David Ignatius is a columnist for the Washington Post who wrote a column recently quoting Rahm Emanuel, who led the Democratic Congressional Campaign Committee in the 2006 election. Emanuel referred to something he calls "suburban populism." Here is a quote from the Ignatius's column:
Middle-class voters are angry because they feel that their standard of living -- from education to health care to retirement -- is under assault. For a generation, GOP strategists encouraged these suburban voters to focus their anxiety and resentment on urban minorities, but Emanuel argues that isn’t working anymore.
“Today, the new welfare queen is corporate America,” he says. Suburban voters, like those in the inner cities, “are angry at powerful citizens who are getting a better deal than they are.” Thanks to this suburban populism, the Democrats picked up Republican seats in Pennsylvania, New York, Connecticut and other states.
The Democratic leadership is fashioning a legislative programme that tries to respond to this public anger quickly and decisively. Pelosi’s agenda for the first 100 hours is a set of tight, doable proposals -- raise the minimum wage, ease terms for student loans, tighten budget rules on congressional spending, cut subsidies for the oil industry, cut drug costs.What’s interesting is that these proposals, so far, have been getting scores of Republican votes. For the rest of the year, Emanuel says, the leadership hopes to stress energy independence (with fuel-saving efficiency standards for appliances and cars) and a move toward better health care for children. (You can read the whole column by clicking on this entry's title. )
Now, readers of this blog may know that we believe that concentrating on economic issues is the way Democrats win elections. We think that the Sherrod Brown's successful campaign here in Ohio shows how this works. As a friend of ours pointed out, Sherrod was the first politician in a long time to come out and explicitly say he was going to fight for the middle class. The result was a stunning victory over an established Republican, even in counties like Medina County which usually votes Republican.

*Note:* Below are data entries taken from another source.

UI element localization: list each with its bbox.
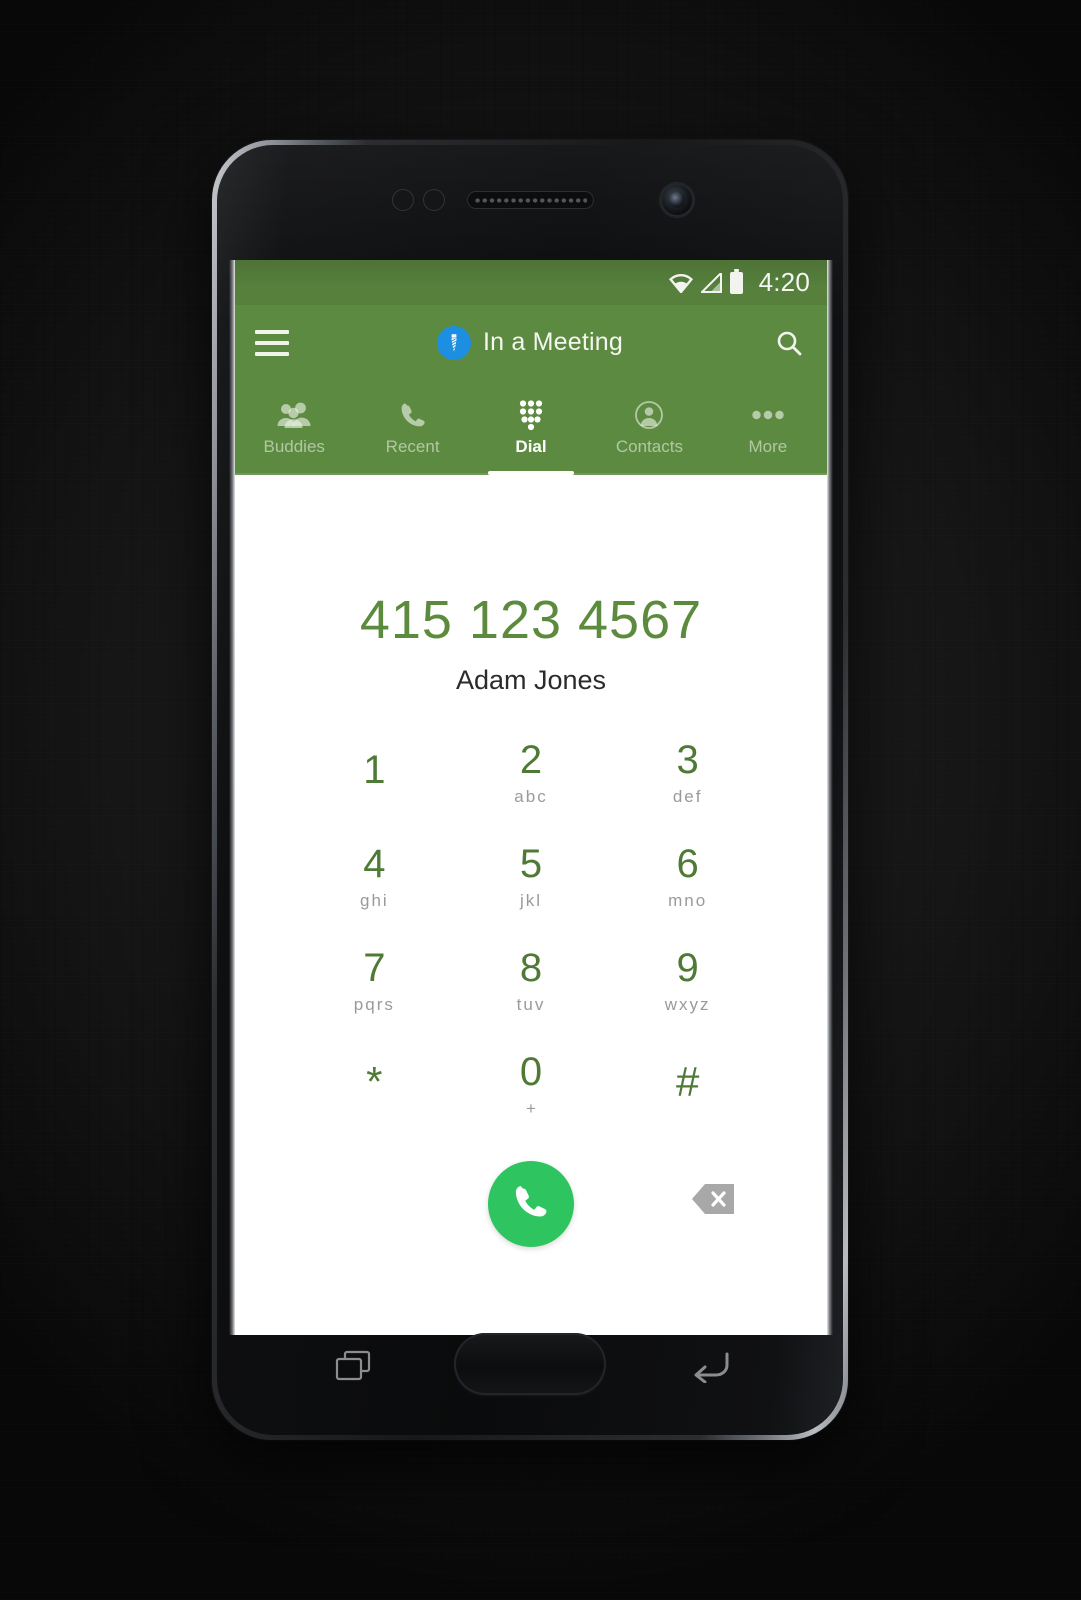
key-digit: 9: [676, 945, 699, 990]
wifi-icon: [668, 273, 694, 293]
tab-label: Dial: [515, 436, 547, 456]
dialpad-icon: [515, 399, 547, 431]
key-letters: mno: [668, 890, 708, 910]
tab-label: Recent: [385, 436, 440, 456]
presence-status-control[interactable]: In a Meeting: [289, 325, 771, 360]
key-letters: def: [672, 786, 703, 806]
backspace-button[interactable]: [690, 1182, 736, 1221]
key-digit: 6: [676, 841, 699, 886]
status-bar-icons: 4:20: [668, 267, 810, 298]
tab-recent[interactable]: Recent: [353, 380, 471, 475]
bottom-hardware-row: [217, 1321, 843, 1413]
hamburger-menu-icon[interactable]: [255, 329, 289, 356]
key-digit: 3: [676, 737, 699, 782]
tab-more[interactable]: More: [709, 380, 827, 475]
top-hardware-row: [217, 173, 843, 233]
key-3[interactable]: 3 def: [609, 738, 766, 808]
key-8[interactable]: 8 tuv: [453, 946, 610, 1016]
contact-name: Adam Jones: [455, 665, 607, 695]
key-digit: 7: [363, 945, 386, 990]
phone-body: 4:20 In a Meeting Buddies Recent Dial Co…: [217, 145, 843, 1435]
tab-bar: Buddies Recent Dial Contacts More: [235, 380, 827, 475]
key-digit: #: [675, 1057, 700, 1105]
key-2[interactable]: 2 abc: [453, 738, 610, 808]
app-bar: In a Meeting: [235, 305, 827, 380]
dialed-number[interactable]: 415 123 4567: [235, 593, 827, 647]
key-letters: pqrs: [353, 994, 395, 1014]
key-4[interactable]: 4 ghi: [296, 842, 453, 912]
contact-person-icon: [634, 399, 664, 431]
call-button[interactable]: [488, 1161, 574, 1247]
dialer-action-row: [235, 1154, 827, 1254]
key-digit: 1: [363, 747, 386, 792]
home-button[interactable]: [454, 1333, 606, 1395]
front-camera: [660, 183, 694, 217]
recents-button[interactable]: [333, 1349, 373, 1383]
status-bar-clock: 4:20: [758, 267, 810, 297]
key-star[interactable]: *: [296, 1050, 453, 1120]
tab-label: Contacts: [615, 436, 683, 456]
more-dots-icon: [751, 399, 785, 431]
cell-signal-icon: [699, 270, 723, 293]
key-digit: 4: [363, 841, 386, 886]
tab-dial[interactable]: Dial: [472, 380, 590, 475]
key-digit: 8: [519, 945, 543, 990]
status-bar: 4:20: [235, 260, 827, 305]
key-digit: *: [366, 1057, 383, 1105]
keypad: 1 2 abc 3 def 4 ghi 5 jkl 6 mno 7 pqrs 8…: [296, 738, 766, 1120]
buddies-group-icon: [276, 399, 312, 431]
key-letters: wxyz: [664, 994, 711, 1014]
tab-buddies[interactable]: Buddies: [235, 380, 353, 475]
key-7[interactable]: 7 pqrs: [296, 946, 453, 1016]
page-title: In a Meeting: [483, 328, 623, 356]
key-letters: jkl: [519, 890, 543, 910]
key-5[interactable]: 5 jkl: [453, 842, 610, 912]
key-hash[interactable]: #: [609, 1050, 766, 1120]
earpiece-speaker: [467, 191, 594, 209]
key-digit: 2: [519, 737, 543, 782]
proximity-sensor: [392, 189, 414, 211]
light-sensor: [423, 189, 445, 211]
tab-label: More: [748, 436, 788, 456]
tab-label: Buddies: [263, 436, 325, 456]
dialer-screen: 415 123 4567 Adam Jones 1 2 abc 3 def 4 …: [235, 475, 827, 1335]
key-1[interactable]: 1: [296, 738, 453, 808]
key-letters: abc: [514, 786, 548, 806]
key-9[interactable]: 9 wxyz: [609, 946, 766, 1016]
search-icon[interactable]: [771, 325, 807, 361]
necktie-status-icon: [437, 325, 471, 360]
phone-device-frame: 4:20 In a Meeting Buddies Recent Dial Co…: [212, 140, 848, 1440]
screen-right-edge: [827, 260, 833, 1335]
backspace-delete-icon: [690, 1182, 736, 1221]
phone-screen: 4:20 In a Meeting Buddies Recent Dial Co…: [235, 260, 827, 1335]
call-phone-icon: [510, 1181, 552, 1228]
battery-icon: [729, 268, 743, 294]
key-6[interactable]: 6 mno: [609, 842, 766, 912]
number-display-area: 415 123 4567 Adam Jones: [235, 475, 827, 696]
key-letters: tuv: [516, 994, 546, 1014]
key-letters: +: [526, 1098, 536, 1118]
key-digit: 0: [519, 1049, 543, 1094]
phone-handset-icon: [399, 399, 427, 431]
key-letters: ghi: [359, 890, 389, 910]
tab-contacts[interactable]: Contacts: [590, 380, 708, 475]
key-digit: 5: [519, 841, 543, 886]
back-button[interactable]: [689, 1349, 731, 1384]
key-0[interactable]: 0 +: [453, 1050, 610, 1120]
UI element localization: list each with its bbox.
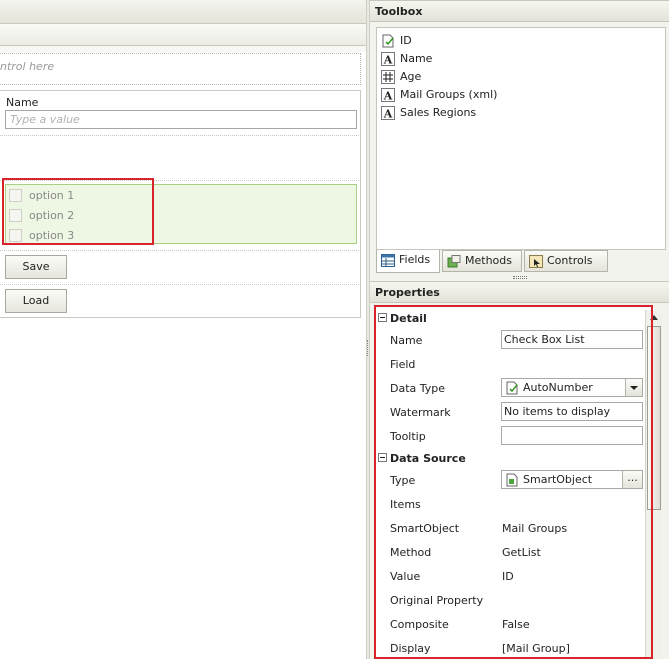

What progressives and Democrats need to do is sit down and come up with policy proposals that can be used in the 2007 off year elections to show suburban voters that electing Democrats at the local level will make their communities better. Perhaps what is needed is a conference that focuses on using local government, like township, village council, and city council positions to make life better for voters.
In a democracy political campaigns are about what is the proper role of government. That question is, or should be, at the root of all political campaigns. Democrats need to make it the issue in this year's local elections.